Dr. Martin Herbold (SPD) verglich die beiden Landkreise miteinander: „Es läuft anders und besser im Schwalm-Eder-Kreis. Fachpersonal sorgt für Sicherheit und 7 Vollzeitstellen sind alle besetzt.“ In Waldeck Frankenberg seien nur halb so viele Mitarbeiter beschäftigt und die müssten zudem noch mehr Betriebe kontrollieren
Heidemarie Scheuch-Paschkewitz (LINKE) unterstützte Reinhard Otto, der gesagt habe, dass die Landeregierung mehr Mittel zur Verfügung stellen müsse. Bei Wilke wären auf allen Ebenen Fehler gemacht worden. Man könne heute noch nicht wissen, ob man nicht irgendwo auf Wilke-Produkte trifft. „Die Ketten sind bis heute nicht öffentlich“.
Die abschließende Behandlung in den Ausschüssen wurde einstimmig beschlossen.
Schlachtstätte erhalten
Nach einem Ammoniakaustritt wurde der Schlachthof Bad Wildungen zunächst geschlossen. nh24 hat berichtet.
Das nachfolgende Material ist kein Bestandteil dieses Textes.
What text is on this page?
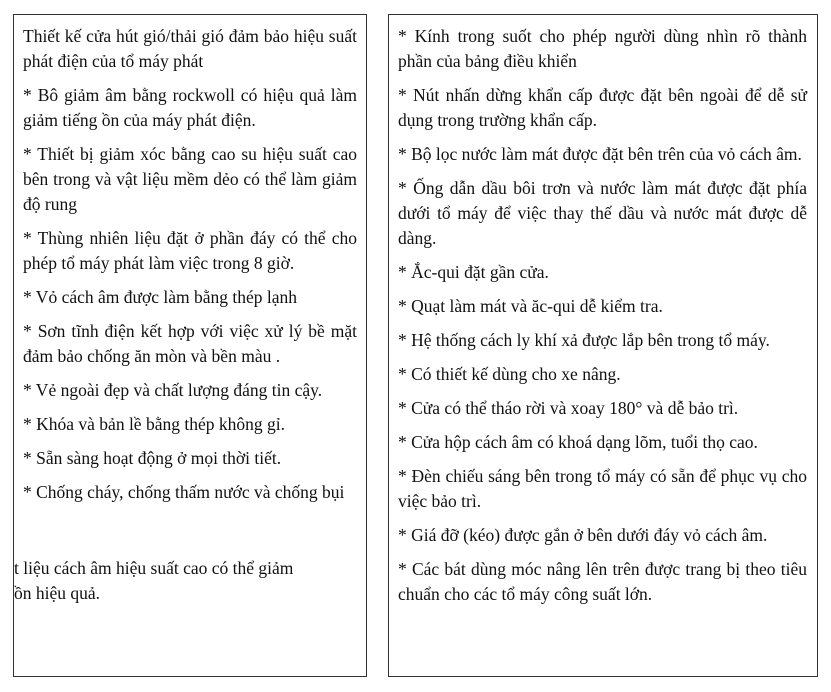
Thiết kế cửa hút gió/thải gió đảm bảo hiệu suất phát điện của tổ máy phát

* Bô giảm âm bằng rockwoll có hiệu quả làm giảm tiếng ồn của máy phát điện.

* Thiết bị giảm xóc bằng cao su hiệu suất cao bên trong và vật liệu mềm dẻo có thể làm giảm độ rung

* Thùng nhiên liệu đặt ở phần đáy có thể cho phép tổ máy phát làm việc trong 8 giờ.

* Vỏ cách âm được làm bằng thép lạnh

* Sơn tĩnh điện kết hợp với việc xử lý bề mặt đảm bảo chống ăn mòn và bền màu .

* Vẻ ngoài đẹp và chất lượng đáng tin cậy.

* Khóa và bản lề bằng thép không gỉ.

* Sẵn sàng hoạt động ở mọi thời tiết.

* Chống cháy, chống thấm nước và chống bụi

t liệu cách âm hiệu suất cao có thể giảm
ồn hiệu quả.

* Kính trong suốt cho phép người dùng nhìn rõ thành phần của bảng điều khiển

* Nút nhấn dừng khẩn cấp được đặt bên ngoài để dễ sử dụng trong trường khẩn cấp.

* Bộ lọc nước làm mát được đặt bên trên của vỏ cách âm.

* Ống dẫn dầu bôi trơn và nước làm mát được đặt phía dưới tổ máy để việc thay thế dầu và nước mát được dễ dàng.

* Ắc-qui đặt gần cửa.

* Quạt làm mát và ăc-qui dễ kiểm tra.

* Hệ thống cách ly khí xả được lắp bên trong tổ máy.

* Có thiết kế dùng cho xe nâng.

* Cửa có thể tháo rời và xoay 180° và dễ bảo trì.

* Cửa hộp cách âm có khoá dạng lõm, tuổi thọ cao.

* Đèn chiếu sáng bên trong tổ máy có sẵn để phục vụ cho việc bảo trì.

* Giá đỡ (kéo) được gắn ở bên dưới đáy vỏ cách âm.

* Các bát dùng móc nâng lên trên được trang bị theo tiêu chuẩn cho các tổ máy công suất lớn.
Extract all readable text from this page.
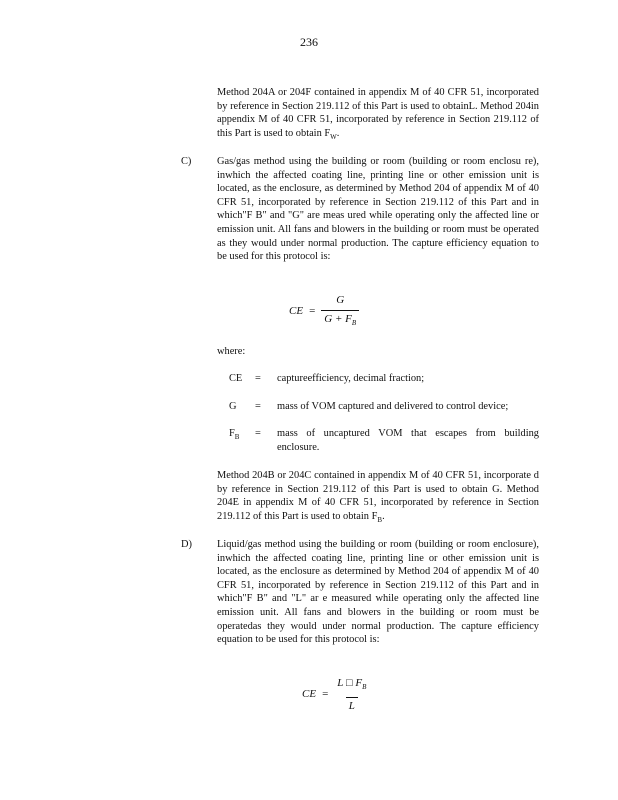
236
Method 204A or 204F contained in appendix M of 40 CFR 51, incorporated by reference in Section 219.112 of this Part is used to obtainL. Method 204in appendix M of 40 CFR 51, incorporated by reference in Section 219.112 of this Part is used to obtain $F_W$.
C) Gas/gas method using the building or room (building or room enclosu re), inwhich the affected coating line, printing line or other emission unit is located, as the enclosure, as determined by Method 204 of appendix M of 40 CFR 51, incorporated by reference in Section 219.112 of this Part and in which"F B" and "G" are meas ured while operating only the affected line or emission unit. All fans and blowers in the building or room must be operated as they would under normal production. The capture efficiency equation to be used for this protocol is:
CE = $\frac{G}{G + F_B}$
where:
CE	=	captureefficiency, decimal fraction;
G	=	mass of VOM captured and delivered to control device;
$F_B$	=	mass of uncaptured VOM that escapes from building enclosure.
Method 204B or 204C contained in appendix M of 40 CFR 51, incorporate d by reference in Section 219.112 of this Part is used to obtain G. Method 204E in appendix M of 40 CFR 51, incorporated by reference in Section 219.112 of this Part is used to obtain $F_B$.
D) Liquid/gas method using the building or room (building or room enclosure), inwhich the affected coating line, printing line or other emission unit is located, as the enclosure as determined by Method 204 of appendix M of 40 CFR 51, incorporated by reference in Section 219.112 of this Part and in which"F B" and "L" ar e measured while operating only the affected line emission unit. All fans and blowers in the building or room must be operatedas they would under normal production. The capture efficiency equation to be used for this protocol is:
CE = $\frac{L □ F_B}{L}$
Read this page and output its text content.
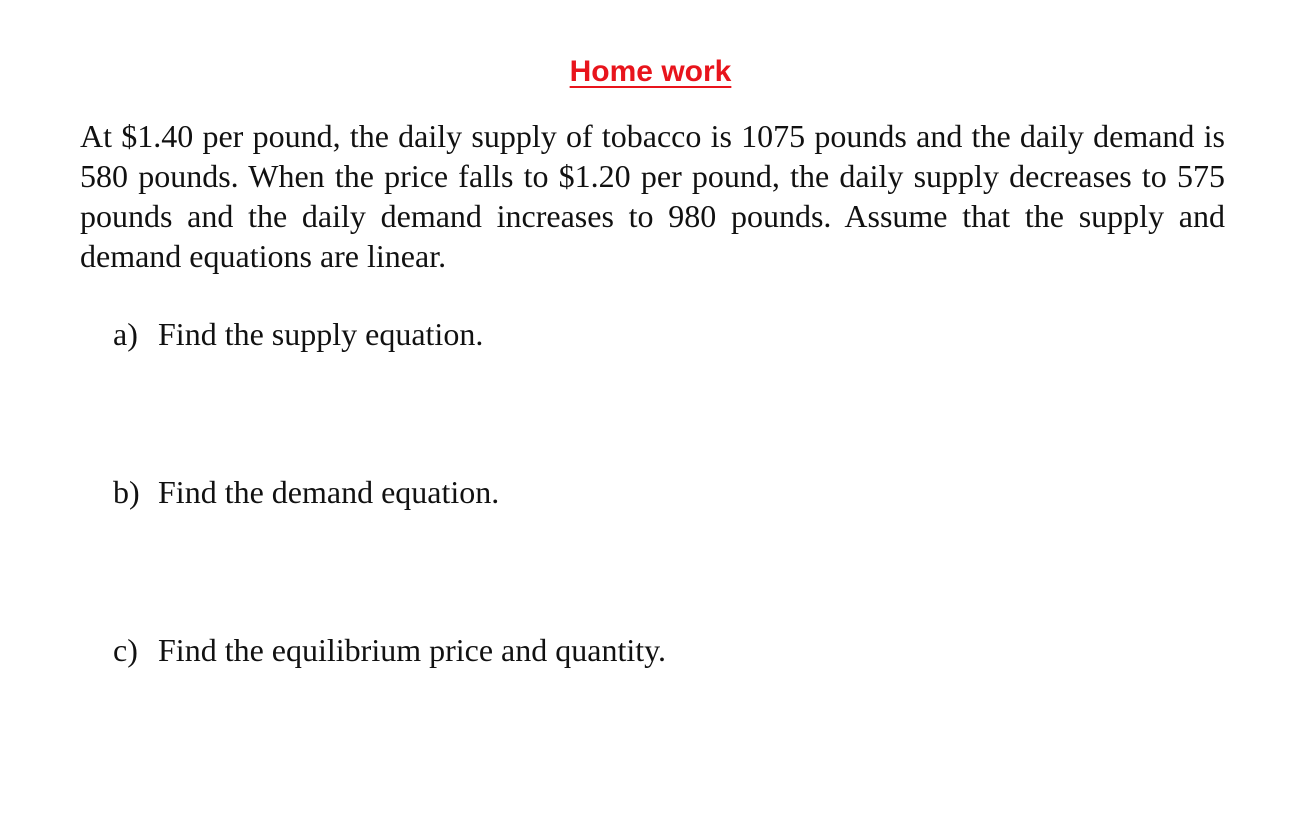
Home work

At $1.40 per pound, the daily supply of tobacco is 1075 pounds and the daily demand is 580 pounds. When the price falls to $1.20 per pound, the daily supply decreases to 575 pounds and the daily demand increases to 980 pounds. Assume that the supply and demand equations are linear.

a) Find the supply equation.

b) Find the demand equation.

c) Find the equilibrium price and quantity.
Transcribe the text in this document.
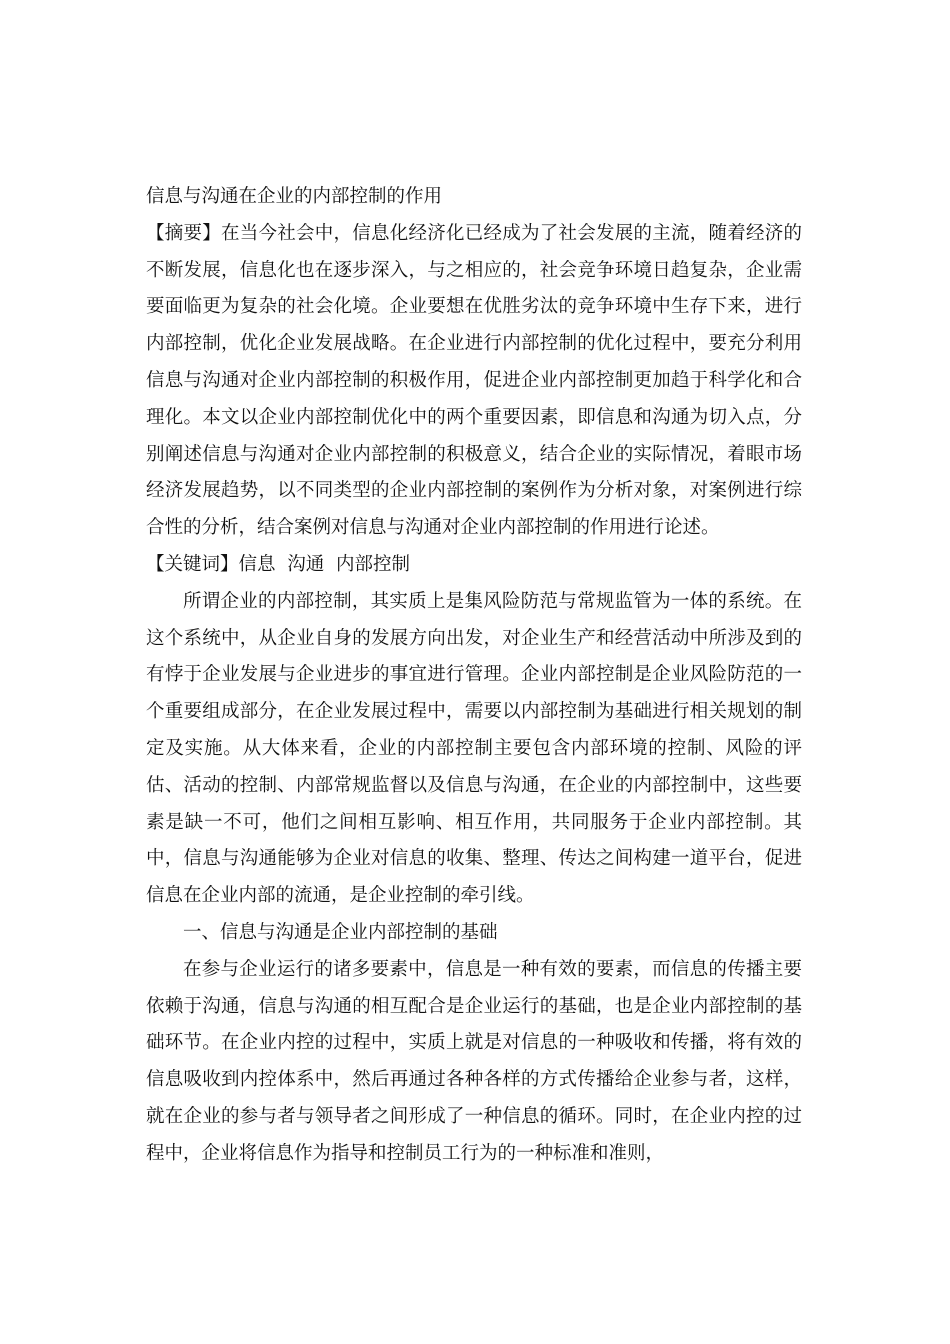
信息与沟通在企业的内部控制的作用

【摘要】在当今社会中，信息化经济化已经成为了社会发展的主流，随着经济的不断发展，信息化也在逐步深入，与之相应的，社会竞争环境日趋复杂，企业需要面临更为复杂的社会化境。企业要想在优胜劣汰的竞争环境中生存下来，进行内部控制，优化企业发展战略。在企业进行内部控制的优化过程中，要充分利用信息与沟通对企业内部控制的积极作用，促进企业内部控制更加趋于科学化和合理化。本文以企业内部控制优化中的两个重要因素，即信息和沟通为切入点，分别阐述信息与沟通对企业内部控制的积极意义，结合企业的实际情况，着眼市场经济发展趋势，以不同类型的企业内部控制的案例作为分析对象，对案例进行综合性的分析，结合案例对信息与沟通对企业内部控制的作用进行论述。

【关键词】信息  沟通  内部控制

所谓企业的内部控制，其实质上是集风险防范与常规监管为一体的系统。在这个系统中，从企业自身的发展方向出发，对企业生产和经营活动中所涉及到的有悖于企业发展与企业进步的事宜进行管理。企业内部控制是企业风险防范的一个重要组成部分，在企业发展过程中，需要以内部控制为基础进行相关规划的制定及实施。从大体来看，企业的内部控制主要包含内部环境的控制、风险的评估、活动的控制、内部常规监督以及信息与沟通，在企业的内部控制中，这些要素是缺一不可，他们之间相互影响、相互作用，共同服务于企业内部控制。其中，信息与沟通能够为企业对信息的收集、整理、传达之间构建一道平台，促进信息在企业内部的流通，是企业控制的牵引线。

一、信息与沟通是企业内部控制的基础

在参与企业运行的诸多要素中，信息是一种有效的要素，而信息的传播主要依赖于沟通，信息与沟通的相互配合是企业运行的基础，也是企业内部控制的基础环节。在企业内控的过程中，实质上就是对信息的一种吸收和传播，将有效的信息吸收到内控体系中，然后再通过各种各样的方式传播给企业参与者，这样，就在企业的参与者与领导者之间形成了一种信息的循环。同时，在企业内控的过程中，企业将信息作为指导和控制员工行为的一种标准和准则，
Die CDU hat vor diesem Hintergrund eine Resolution mit folgendem Wortlaut eingebracht:
„Nach der vorgenommenen Stilllegung des Schlachthofes Bad Wildungen und der durchgeführten endgültigen Schließung des Schlachthofes Kassel ist keine regionale Schlachtung in dieser Region mehr möglich. Für die landwirtschaftlichen Betriebe der Region, insbesondere für die Direktvermarkter im Haupt- und Nebenerwerb, ist eine nahegelegene Schlachtstätte in der Region Bad Wildungen/Fritzlar von besonderer Bedeutung für die Vermarktung ihrer Tiere. Deshalb unterstützt der Kreistag des Schwalm-Eder-Kreises alle Maßnahmen die schnellstmöglich wieder eine regionale Schlachtung ermöglicht. Für eine regionale Vermarktung sollte auch eine regionale Schlachtstätte vorhanden sein. Auch im Interesse des Tierwohls ist der Erhalt regionaler Strukturen aus unserer Sicht unerlässlich.“
Fordern kann man viel, aber von wem eigentlich, drängt sich dem Betrachter unweigerlich als Frage auf. Die Fraktionen sahen das so:
Die Fraktionen:
Hartmut Spogat: (CDU): Im August sei er mit Jürgen Kaufmann in Waldeck-Frankenberg gewesen. Deb Schlachthof müsse man weiterbetreiben oder neu bauen, um kurze Wege zu garantieren. Das könne auch in Fritzlar geschehen. Ahle Wurscht sei ein Markenbegriff für die Region.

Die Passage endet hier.